At MRI, there were no irregularities or thickening of the cartilaginous cap greater than 1 cm. Hence, there was no suggestion of malignancy [20]. The borders of the mass were well-defined, displacing the patellar tendon and the Hoffa fat pad without infiltration [20]. The size of the lesion and the small areas of chondroid tissue made synovial chondromatosis unlikely. In the differential diagnosis, malignant degeneration to chondrosarcoma had to be considered since the patient had reached skeletal maturity: by that time, proliferation of the cartilage should have ceased [1, 5, 6, 20].
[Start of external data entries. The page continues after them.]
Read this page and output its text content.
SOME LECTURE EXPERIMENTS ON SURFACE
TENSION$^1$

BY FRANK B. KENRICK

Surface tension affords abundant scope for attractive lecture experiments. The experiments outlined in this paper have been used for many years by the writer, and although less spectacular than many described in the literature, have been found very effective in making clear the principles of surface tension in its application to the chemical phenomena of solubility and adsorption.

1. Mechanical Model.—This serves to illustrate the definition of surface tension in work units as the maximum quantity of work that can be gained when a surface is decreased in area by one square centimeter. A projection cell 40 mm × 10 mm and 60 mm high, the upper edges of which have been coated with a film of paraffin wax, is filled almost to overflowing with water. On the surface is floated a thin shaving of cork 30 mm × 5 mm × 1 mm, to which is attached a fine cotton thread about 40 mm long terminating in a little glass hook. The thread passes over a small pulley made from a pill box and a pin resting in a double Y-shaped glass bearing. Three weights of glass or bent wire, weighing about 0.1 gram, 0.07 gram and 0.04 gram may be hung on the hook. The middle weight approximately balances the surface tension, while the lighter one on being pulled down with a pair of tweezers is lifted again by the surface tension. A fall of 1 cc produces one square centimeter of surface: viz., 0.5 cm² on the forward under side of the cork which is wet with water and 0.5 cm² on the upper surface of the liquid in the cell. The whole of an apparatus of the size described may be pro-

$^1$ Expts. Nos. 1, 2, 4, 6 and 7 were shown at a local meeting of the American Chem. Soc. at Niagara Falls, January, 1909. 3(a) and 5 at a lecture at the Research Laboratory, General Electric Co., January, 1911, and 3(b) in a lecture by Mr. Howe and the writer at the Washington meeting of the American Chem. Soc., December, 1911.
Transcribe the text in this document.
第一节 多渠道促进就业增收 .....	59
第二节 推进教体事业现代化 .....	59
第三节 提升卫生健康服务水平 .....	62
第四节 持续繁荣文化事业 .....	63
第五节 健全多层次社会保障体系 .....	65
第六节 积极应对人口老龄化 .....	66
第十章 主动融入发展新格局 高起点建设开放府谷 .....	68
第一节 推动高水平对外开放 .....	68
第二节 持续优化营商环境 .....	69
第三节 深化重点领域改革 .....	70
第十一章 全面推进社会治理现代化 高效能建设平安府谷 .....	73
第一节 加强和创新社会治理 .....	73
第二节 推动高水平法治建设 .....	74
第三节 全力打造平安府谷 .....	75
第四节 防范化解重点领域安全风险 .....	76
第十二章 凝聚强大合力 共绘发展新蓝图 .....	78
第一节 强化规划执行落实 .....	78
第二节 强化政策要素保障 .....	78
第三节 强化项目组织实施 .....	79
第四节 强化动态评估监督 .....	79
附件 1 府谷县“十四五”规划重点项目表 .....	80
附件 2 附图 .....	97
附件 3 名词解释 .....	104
Intraoperatively, the tumor was completely intra-articular, well demarcated, with no evidence of continuity with bone. The gross appearance and histological examination demonstrated the features of an extra-osseous osteochondroma-like soft tissue mass with secondary bone formation in a fairly regular pattern through a process similar to normal enchondral growth [5]. The benign clinical course following removal, with no recurrence after 2 years, is in accordance with various reports [3, 5, 9, 17].

Sarcomatous degeneration of osteochondral lesions such as synovial chondromatosis may be easier to identify by careful histological examination and correlation with the radiographic and operative findings, but clear histological features indicating the origin of an osteochondroma are not available [5]. Given the presence of the cartilage-free area of the pedicle, the osteochondroma may have originated at the posterior end plate of the tibia or femur, and grown towards the articular cavity of the knee. The pedicle could have then been torn so that the extra-osseous osteochondroma-like soft tissue mass became truly loose within the knee joint. Milgram and co-workers described such a pathogenesis for two intra-articular osteochondromas of the anterior knee joint cavity [3, 17]. However, a soft-tissue origin has to be considered. Thus, in our patient the mass may have originated at the infrapatellar or intercondylar fat pad, growing through the anterior aspect of the joint. [16].

MRI is recommended for further characterisation of the nature and extent of an intra-articular osteochondroma. Operative removal is the procedure of choice when function is reduced and the nature of the tumor uncertain. In our patient, the absence of recurrence at follow-up after 24 months confirms the benign nature of the lesion.

In conclusion, an integrated clinical-pathologic diagnosis helps to clarify the nature of extraskeletal cartilaginous tumors that can arise at unusual anatomic site. Complete local surgical excision is the management of choice.